Uma das ideias é transferir da Anvisa (Agência Nacional de Vigilância Sanitária) para a Economia a secretaria-executiva da Cmed.
O debate mais sólido para mexer nas regras de precificação de medicamentos trata da proposta de resolução da Cmed que foi levada a consulta pública em 2021 pela Seae (Secretaria de Advocacia da Concorrência e Competitividade).
Essa discussão envolve integrantes da Saúde, Justiça, Economia e Casa Civil. Uma nova minuta de resolução deve ainda passar por análise de impacto regulatório. Segundo integrantes do governo que acompanham a discussão, a tendência é que o processo se prolongue até o fim do ano.
Em nota, a pasta de Guedes disse que a proposta de resolução “não tem concordância integral da Economia”. “A minuta ali apresentada não foi elaborada exclusivamente por este ministério e contém propostas de todos os membros que compõem a Cmed.”

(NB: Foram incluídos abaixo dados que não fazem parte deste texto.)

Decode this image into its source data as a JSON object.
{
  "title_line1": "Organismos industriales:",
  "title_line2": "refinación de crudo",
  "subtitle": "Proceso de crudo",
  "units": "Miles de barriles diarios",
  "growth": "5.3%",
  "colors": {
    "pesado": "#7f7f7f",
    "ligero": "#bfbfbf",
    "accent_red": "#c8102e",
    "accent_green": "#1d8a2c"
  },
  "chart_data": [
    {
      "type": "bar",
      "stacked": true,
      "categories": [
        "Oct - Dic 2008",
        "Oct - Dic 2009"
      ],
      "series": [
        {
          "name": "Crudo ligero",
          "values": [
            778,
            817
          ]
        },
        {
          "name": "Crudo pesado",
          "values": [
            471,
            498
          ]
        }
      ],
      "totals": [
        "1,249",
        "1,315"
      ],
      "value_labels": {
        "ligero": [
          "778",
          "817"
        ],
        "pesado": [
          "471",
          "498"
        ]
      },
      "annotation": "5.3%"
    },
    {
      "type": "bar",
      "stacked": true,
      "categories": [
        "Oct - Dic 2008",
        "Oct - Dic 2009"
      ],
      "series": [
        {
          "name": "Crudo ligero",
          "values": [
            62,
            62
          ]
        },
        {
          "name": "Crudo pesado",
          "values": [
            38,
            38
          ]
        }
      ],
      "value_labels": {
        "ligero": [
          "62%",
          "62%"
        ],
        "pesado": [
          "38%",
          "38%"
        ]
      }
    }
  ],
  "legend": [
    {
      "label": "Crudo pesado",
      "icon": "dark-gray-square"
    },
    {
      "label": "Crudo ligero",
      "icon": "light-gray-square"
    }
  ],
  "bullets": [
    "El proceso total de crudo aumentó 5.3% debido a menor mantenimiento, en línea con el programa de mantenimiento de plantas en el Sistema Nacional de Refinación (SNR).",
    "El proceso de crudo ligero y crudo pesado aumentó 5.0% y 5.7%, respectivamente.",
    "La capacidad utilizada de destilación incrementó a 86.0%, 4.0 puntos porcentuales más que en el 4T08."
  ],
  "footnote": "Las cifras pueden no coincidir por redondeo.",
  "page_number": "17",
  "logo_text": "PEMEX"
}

Procurada, a Saúde afirmou apenas “que a proposta está em análise”.
No debate sobre a nova resolução da Cmed, o Sindusfarma apontou que as regras de precificação são atrasadas. “O maior exemplo é o absurdo de não reconhecer uma terapia avançada ou gênica como inovadora”, disse a entidade no processo, em maio de 2021.
Advogada e coordenadora do programa de Saúde do Idec, Ana Carolina Navarrete afirma que é positiva a possibilidade de reduzir os preços de medicamentos fora da janela de revisão anual, mas que a ideia de aumento excepcional é preocupante. “Acende ao consumidor a lembrança amarga da hiperinflação.”